Gauden przypomniał, że Paweł Reszka jest oficjalnie akredytowanym przez rosyjskie Ministerstwo Spraw ZagranicznychSpraw Zagranicznych korespondentem dziennika.
Według redaktora naczelnego gazety, napad na dziennikarza "wpisuje się w serię napaści na polskich obywateli, które miały miejsce w Moskwie w ciągu ostatnich kilku dni. Opis wypadków wskazuje, że pobicie miało na celu sterroryzowanie i zastraszenie naszego dziennikarza".
W czwartek wieczorem prezydent Aleksander Kwaśniewski zaapelował do prezydenta Rosji Władimira Putina "o pilne podjęcie przez władze rosyjskie energicznych działań w celu wykrycia i ukarania organizatorów i sprawców napaści na obywateli polskich w Moskwie". Prezydent Kwaśniewski ma rozmawiać telefonicznie w piątek z prezydentem Putinem - dowiedziała się PAP w Ministerstwie Spraw Zagranicznych.
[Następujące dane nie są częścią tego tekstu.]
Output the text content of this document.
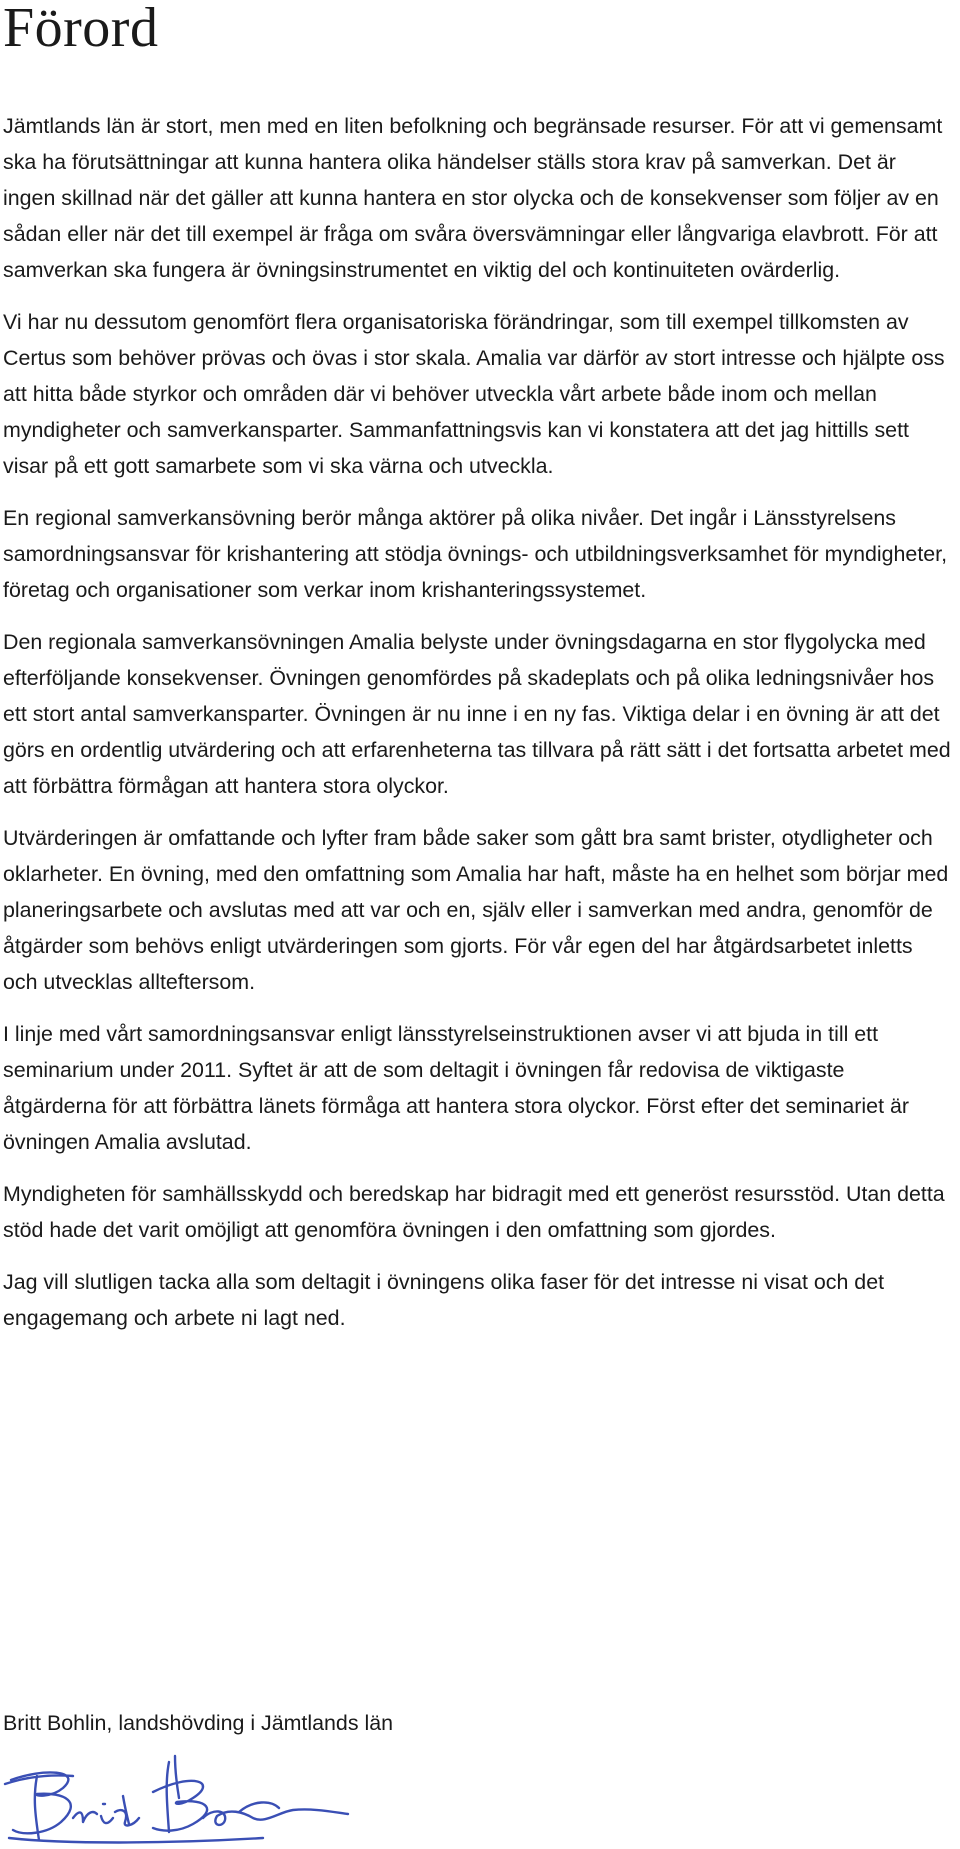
Förord

Jämtlands län är stort, men med en liten befolkning och begränsade resurser. För att vi gemensamt ska ha förutsättningar att kunna hantera olika händelser ställs stora krav på samverkan. Det är ingen skillnad när det gäller att kunna hantera en stor olycka och de konsekvenser som följer av en sådan eller när det till exempel är fråga om svåra översvämningar eller långvariga elavbrott. För att samverkan ska fungera är övningsinstrumentet en viktig del och kontinuiteten ovärderlig.

Vi har nu dessutom genomfört flera organisatoriska förändringar, som till exempel tillkomsten av Certus som behöver prövas och övas i stor skala. Amalia var därför av stort intresse och hjälpte oss att hitta både styrkor och områden där vi behöver utveckla vårt arbete både inom och mellan myndigheter och samverkansparter. Sammanfattningsvis kan vi konstatera att det jag hittills sett visar på ett gott samarbete som vi ska värna och utveckla.

En regional samverkansövning berör många aktörer på olika nivåer. Det ingår i Länsstyrelsens samordningsansvar för krishantering att stödja övnings- och utbildningsverksamhet för myndigheter, företag och organisationer som verkar inom krishanteringssystemet.

Den regionala samverkansövningen Amalia belyste under övningsdagarna en stor flygolycka med efterföljande konsekvenser. Övningen genomfördes på skadeplats och på olika ledningsnivåer hos ett stort antal samverkansparter. Övningen är nu inne i en ny fas. Viktiga delar i en övning är att det görs en ordentlig utvärdering och att erfarenheterna tas tillvara på rätt sätt i det fortsatta arbetet med att förbättra förmågan att hantera stora olyckor.

Utvärderingen är omfattande och lyfter fram både saker som gått bra samt brister, otydligheter och oklarheter. En övning, med den omfattning som Amalia har haft, måste ha en helhet som börjar med planeringsarbete och avslutas med att var och en, själv eller i samverkan med andra, genomför de åtgärder som behövs enligt utvärderingen som gjorts. För vår egen del har åtgärdsarbetet inletts och utvecklas allteftersom.

I linje med vårt samordningsansvar enligt länsstyrelseinstruktionen avser vi att bjuda in till ett seminarium under 2011. Syftet är att de som deltagit i övningen får redovisa de viktigaste åtgärderna för att förbättra länets förmåga att hantera stora olyckor. Först efter det seminariet är övningen Amalia avslutad.

Myndigheten för samhällsskydd och beredskap har bidragit med ett generöst resursstöd. Utan detta stöd hade det varit omöjligt att genomföra övningen i den omfattning som gjordes.

Jag vill slutligen tacka alla som deltagit i övningens olika faser för det intresse ni visat och det engagemang och arbete ni lagt ned.

Britt Bohlin, landshövding i Jämtlands län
W piątek protest przeciw "kolejnemu aktowi zorganizowanej napaści na obywatela RP" złożył wobec charge d'affaires ambasady Rosji w Warszawie Władimira Siedycha wiceminister spraw zagranicznych Jakub T. Wolski.
Również sekcja polska Stowarzyszenia Dziennikarzy Europejskich stanowczo potępiła ataki i szykany wobec polskich dziennikarzy w Rosji i na Białorusi.
Dziennikarz "Rzeczpospolitej" Paweł Reszka został pobity w czwartek w Moskwie. Odniósł obrażenia głowy, twarzy, klatki piersiowej i pleców. W środę w Moskwie pobito polskiego dyplomatę, w niedzielę został pobity pracownik techniczny ambasady polskiej, a dzień wcześniej kierowca ambasady, obywatel rosyjski.
Do tych napadów doszło kilka dni po tym, jak w Warszawie zostały napadnięte i okradzione dzieci rosyjskich dyplomatów - trzech Rosjan i Kazach. Polska policja w związku z tą sprawą zatrzymała dwie osoby, którym postawiono zarzut paserstwa; zostały one aresztowane.